9/10
First Buster Keaton Directed Film--co-director with Roscoe Arbuckle
7 August 2021
The most popular silent movie comedians in their heyday were permitted, if not encouraged, to direct their own films. Comedians such as Charlie Chaplin, Harold Lloyd and Roscoe Arbuckle were freely given the independence to direct, act, and often times write the scripts for their own movies. The payoffs for their success were beneficial for both their studios and for themselves. Buster Keaton joined that illustrious rank when he began his own production company in 1920 where he directed all his films for the next 10 years until 1930.

Keaton received his first taste in commanding a film production behind the lens when co-director Arbuckle gave him the responsibility to direct of few scenes in June 1917's "The Rough House." The motion picture was Buster's only second one he appeared in, but he became a quick study in learning his new profession as a movie actor after years on the stage.

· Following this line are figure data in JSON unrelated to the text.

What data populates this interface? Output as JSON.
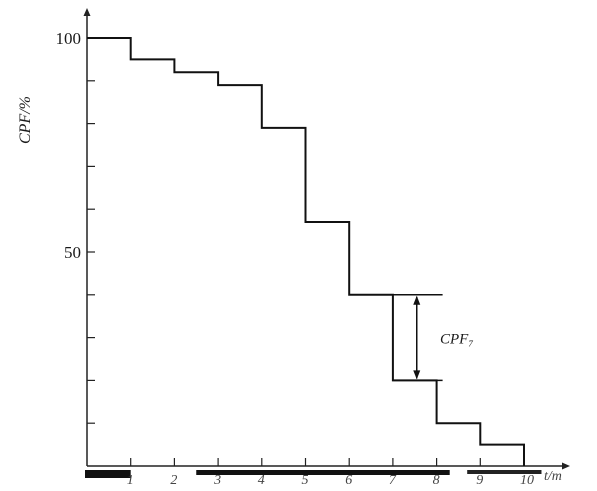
{
  "chart_data": {
    "type": "step",
    "ylabel": "CPF/%",
    "xlabel": "t/m",
    "x_tick_labels": [
      "1",
      "2",
      "3",
      "4",
      "5",
      "6",
      "7",
      "8",
      "9",
      "10"
    ],
    "y_tick_labels": [
      {
        "value": 100,
        "label": "100"
      },
      {
        "value": 50,
        "label": "50"
      }
    ],
    "ylim": [
      0,
      100
    ],
    "xlim": [
      0,
      10
    ],
    "y_minor_ticks": [
      10,
      20,
      30,
      40,
      60,
      70,
      80,
      90
    ],
    "steps": [
      {
        "x0": 0,
        "x1": 1,
        "y": 100
      },
      {
        "x0": 1,
        "x1": 2,
        "y": 95
      },
      {
        "x0": 2,
        "x1": 3,
        "y": 92
      },
      {
        "x0": 3,
        "x1": 4,
        "y": 89
      },
      {
        "x0": 4,
        "x1": 5,
        "y": 79
      },
      {
        "x0": 5,
        "x1": 6,
        "y": 57
      },
      {
        "x0": 6,
        "x1": 7,
        "y": 40
      },
      {
        "x0": 7,
        "x1": 8,
        "y": 20
      },
      {
        "x0": 8,
        "x1": 9,
        "y": 10
      },
      {
        "x0": 9,
        "x1": 10,
        "y": 5
      }
    ],
    "annotation": {
      "label": "CPF₇",
      "x": 7.5,
      "y_top": 40,
      "y_bottom": 20
    },
    "line_color": "#111111"
  }
}
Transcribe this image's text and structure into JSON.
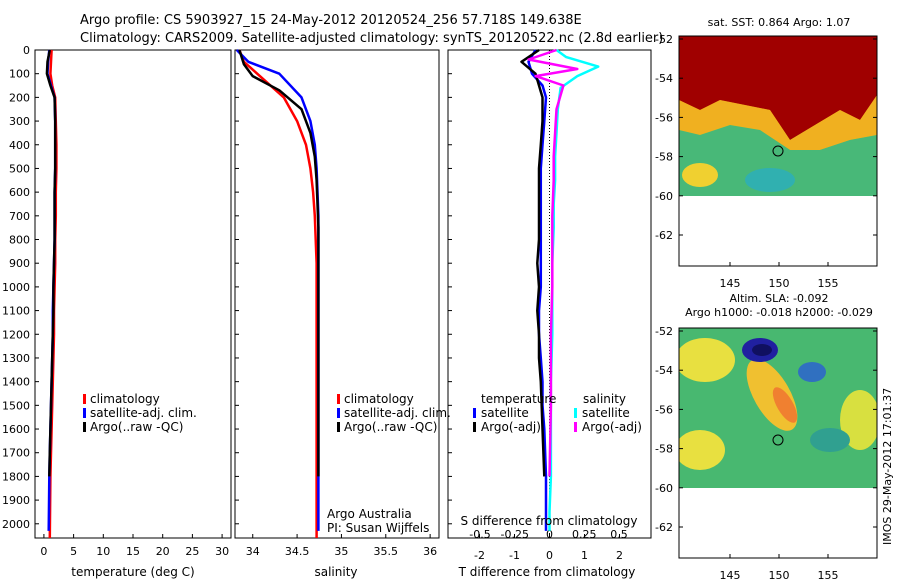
{
  "header": {
    "line1": "Argo profile: CS 5903927_15 24-May-2012 20120524_256 57.718S 149.638E",
    "line2": "Climatology: CARS2009. Satellite-adjusted climatology: synTS_20120522.nc (2.8d earlier)"
  },
  "colors": {
    "climatology": "#ff0000",
    "satellite": "#0000ff",
    "argo": "#000000",
    "satellite_s": "#00ffff",
    "argo_s": "#ff00ff"
  },
  "depth_axis": {
    "ticks": [
      0,
      100,
      200,
      300,
      400,
      500,
      600,
      700,
      800,
      900,
      1000,
      1100,
      1200,
      1300,
      1400,
      1500,
      1600,
      1700,
      1800,
      1900,
      2000
    ],
    "range": [
      0,
      2060
    ]
  },
  "panels": {
    "temperature": {
      "xlabel": "temperature (deg C)",
      "xticks": [
        "0",
        "5",
        "10",
        "15",
        "20",
        "25",
        "30"
      ],
      "legend": [
        "climatology",
        "satellite-adj. clim.",
        "Argo(..raw -QC)"
      ]
    },
    "salinity": {
      "xlabel": "salinity",
      "xticks": [
        "34",
        "34.5",
        "35",
        "35.5",
        "36"
      ],
      "legend": [
        "climatology",
        "satellite-adj. clim.",
        "Argo(..raw -QC)"
      ],
      "credit1": "Argo Australia",
      "credit2": "PI: Susan Wijffels"
    },
    "difference": {
      "xlabel": "T difference from climatology",
      "top_label": "S difference from climatology",
      "xticks_t": [
        "-2",
        "-1",
        "0",
        "1",
        "2"
      ],
      "xticks_s": [
        "-0.5",
        "-0.25",
        "0",
        "0.25",
        "0.5"
      ],
      "legend_t_title": "temperature",
      "legend_t": [
        "satellite",
        "Argo(-adj)"
      ],
      "legend_s_title": "salinity",
      "legend_s": [
        "satellite",
        "Argo(-adj)"
      ]
    }
  },
  "maps": {
    "sst": {
      "title": "sat. SST: 0.864  Argo: 1.07",
      "yticks": [
        "-52",
        "-54",
        "-56",
        "-58",
        "-60",
        "-62"
      ],
      "xticks": [
        "145",
        "150",
        "155"
      ]
    },
    "sla": {
      "title1": "Altim. SLA: -0.092",
      "title2": "Argo h1000: -0.018 h2000: -0.029",
      "yticks": [
        "-52",
        "-54",
        "-56",
        "-58",
        "-60",
        "-62"
      ],
      "xticks": [
        "145",
        "150",
        "155"
      ]
    },
    "float_position": {
      "lon": 149.638,
      "lat": -57.718
    }
  },
  "side_stamp": "IMOS 29-May-2012 17:01:37",
  "chart_data": [
    {
      "type": "line",
      "title": "temperature",
      "xlabel": "temperature (deg C)",
      "ylabel": "",
      "xlim": [
        -1.5,
        31.5
      ],
      "ylim": [
        2060,
        0
      ],
      "series": [
        {
          "name": "climatology",
          "color": "#ff0000",
          "x": [
            1.3,
            1.2,
            1.1,
            1.4,
            1.9,
            2.0,
            2.1,
            2.1,
            2.0,
            2.0,
            1.9,
            1.9,
            1.8,
            1.7,
            1.7,
            1.6,
            1.5,
            1.4,
            1.3,
            1.2,
            1.1,
            1.0
          ],
          "y": [
            0,
            50,
            100,
            150,
            200,
            300,
            400,
            500,
            600,
            700,
            800,
            900,
            1000,
            1100,
            1200,
            1300,
            1400,
            1500,
            1600,
            1700,
            1800,
            2060
          ]
        },
        {
          "name": "satellite-adj. clim.",
          "color": "#0000ff",
          "x": [
            0.9,
            0.7,
            0.6,
            1.2,
            1.8,
            1.9,
            1.9,
            1.9,
            1.8,
            1.8,
            1.8,
            1.7,
            1.6,
            1.5,
            1.5,
            1.4,
            1.3,
            1.2,
            1.1,
            1.0,
            0.9,
            0.8
          ],
          "y": [
            0,
            50,
            100,
            150,
            200,
            300,
            400,
            500,
            600,
            700,
            800,
            900,
            1000,
            1100,
            1200,
            1300,
            1400,
            1500,
            1600,
            1700,
            1800,
            2030
          ]
        },
        {
          "name": "Argo(..raw -QC)",
          "color": "#000000",
          "x": [
            1.0,
            0.6,
            0.5,
            1.1,
            1.8,
            1.9,
            1.9,
            1.9,
            1.8,
            1.8,
            1.8,
            1.7,
            1.6,
            1.6,
            1.5,
            1.4,
            1.3,
            1.2,
            1.1,
            1.0,
            0.9
          ],
          "y": [
            0,
            50,
            100,
            150,
            200,
            300,
            400,
            500,
            600,
            700,
            800,
            900,
            1000,
            1100,
            1200,
            1300,
            1400,
            1500,
            1600,
            1700,
            1800
          ]
        }
      ]
    },
    {
      "type": "line",
      "title": "salinity",
      "xlabel": "salinity",
      "ylabel": "",
      "xlim": [
        33.8,
        36.1
      ],
      "ylim": [
        2060,
        0
      ],
      "series": [
        {
          "name": "climatology",
          "color": "#ff0000",
          "x": [
            33.85,
            33.9,
            34.05,
            34.35,
            34.5,
            34.6,
            34.65,
            34.68,
            34.7,
            34.71,
            34.72,
            34.72,
            34.72,
            34.72,
            34.72,
            34.72,
            34.72,
            34.72,
            34.72,
            34.72,
            34.72
          ],
          "y": [
            0,
            50,
            100,
            200,
            300,
            400,
            500,
            600,
            700,
            800,
            900,
            1000,
            1100,
            1200,
            1300,
            1400,
            1500,
            1600,
            1700,
            1800,
            2060
          ]
        },
        {
          "name": "satellite-adj. clim.",
          "color": "#0000ff",
          "x": [
            33.82,
            33.95,
            34.3,
            34.55,
            34.65,
            34.7,
            34.72,
            34.73,
            34.74,
            34.74,
            34.74,
            34.74,
            34.74,
            34.74,
            34.74,
            34.74,
            34.74,
            34.74,
            34.74,
            34.74,
            34.74
          ],
          "y": [
            0,
            50,
            100,
            200,
            300,
            400,
            500,
            600,
            700,
            800,
            900,
            1000,
            1100,
            1200,
            1300,
            1400,
            1500,
            1600,
            1700,
            1800,
            2030
          ]
        },
        {
          "name": "Argo(..raw -QC)",
          "color": "#000000",
          "x": [
            33.85,
            33.9,
            34.0,
            34.3,
            34.55,
            34.65,
            34.7,
            34.72,
            34.73,
            34.74,
            34.74,
            34.74,
            34.74,
            34.74,
            34.74,
            34.74,
            34.74,
            34.74,
            34.74
          ],
          "y": [
            0,
            60,
            110,
            170,
            250,
            350,
            450,
            550,
            650,
            750,
            850,
            1000,
            1100,
            1200,
            1300,
            1400,
            1500,
            1600,
            1800
          ]
        }
      ]
    },
    {
      "type": "line",
      "title": "",
      "xlabel": "T difference from climatology",
      "x2label": "S difference from climatology",
      "ylabel": "",
      "xlim": [
        -2.9,
        2.9
      ],
      "x2lim": [
        -0.73,
        0.73
      ],
      "ylim": [
        2060,
        0
      ],
      "series": [
        {
          "name": "temperature satellite",
          "axis": "T",
          "color": "#0000ff",
          "x": [
            -0.4,
            -0.6,
            -0.5,
            -0.2,
            -0.1,
            -0.15,
            -0.2,
            -0.25,
            -0.25,
            -0.25,
            -0.25,
            -0.25,
            -0.25,
            -0.3,
            -0.3,
            -0.25,
            -0.2,
            -0.2,
            -0.15,
            -0.1,
            -0.1
          ],
          "y": [
            0,
            50,
            100,
            150,
            200,
            300,
            400,
            500,
            600,
            700,
            800,
            900,
            1000,
            1100,
            1200,
            1300,
            1400,
            1500,
            1600,
            1800,
            2030
          ]
        },
        {
          "name": "temperature Argo(-adj)",
          "axis": "T",
          "color": "#000000",
          "x": [
            -0.3,
            -0.8,
            -0.4,
            -0.3,
            -0.2,
            -0.2,
            -0.25,
            -0.3,
            -0.3,
            -0.3,
            -0.3,
            -0.35,
            -0.3,
            -0.35,
            -0.3,
            -0.3,
            -0.25,
            -0.2,
            -0.15
          ],
          "y": [
            0,
            50,
            100,
            150,
            200,
            300,
            400,
            500,
            600,
            700,
            800,
            900,
            1000,
            1100,
            1200,
            1300,
            1400,
            1600,
            1800
          ]
        },
        {
          "name": "salinity satellite",
          "axis": "S",
          "color": "#00ffff",
          "x": [
            0.05,
            0.12,
            0.35,
            0.2,
            0.08,
            0.06,
            0.05,
            0.04,
            0.04,
            0.03,
            0.03,
            0.02,
            0.02,
            0.02,
            0.01,
            0.01,
            0.01,
            0.0,
            0.0
          ],
          "y": [
            0,
            30,
            70,
            110,
            160,
            250,
            350,
            450,
            550,
            650,
            750,
            900,
            1000,
            1200,
            1400,
            1600,
            1800,
            1950,
            2030
          ]
        },
        {
          "name": "salinity Argo(-adj)",
          "axis": "S",
          "color": "#ff00ff",
          "x": [
            0.05,
            -0.15,
            0.2,
            -0.1,
            0.1,
            0.05,
            0.04,
            0.03,
            0.03,
            0.02,
            0.02,
            0.02,
            0.01,
            0.01,
            0.0
          ],
          "y": [
            0,
            40,
            80,
            110,
            150,
            250,
            350,
            450,
            550,
            700,
            850,
            1000,
            1200,
            1500,
            1800
          ]
        }
      ]
    }
  ]
}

Also, he had begun to understand the craft of move making, assisting Arbuckle on writing the scenarios of "The Rough House." The title of Keaton's partly-directed debut film derives from the last names of Arbuckle's household, The Roughs. A day in the life of The Roughs consists of a fire in the bedroom, a male fight and arrest over a housemaid's attentions, a dinner party gone haywire, and a theft of jewels in the house. And that's just in a 24-hour period.

One particular sequence of special interest to film historians is when Roscoe places a pair of forks into two rolls of bread and choreographs a dancing scene with them. In Chaplin's 1925's "The Gold Rush," one of cinema's more famous sequences is when he's entertaining his visionary female guests with his "bread roll dance." This illustrates how comedians glean ideas from one another.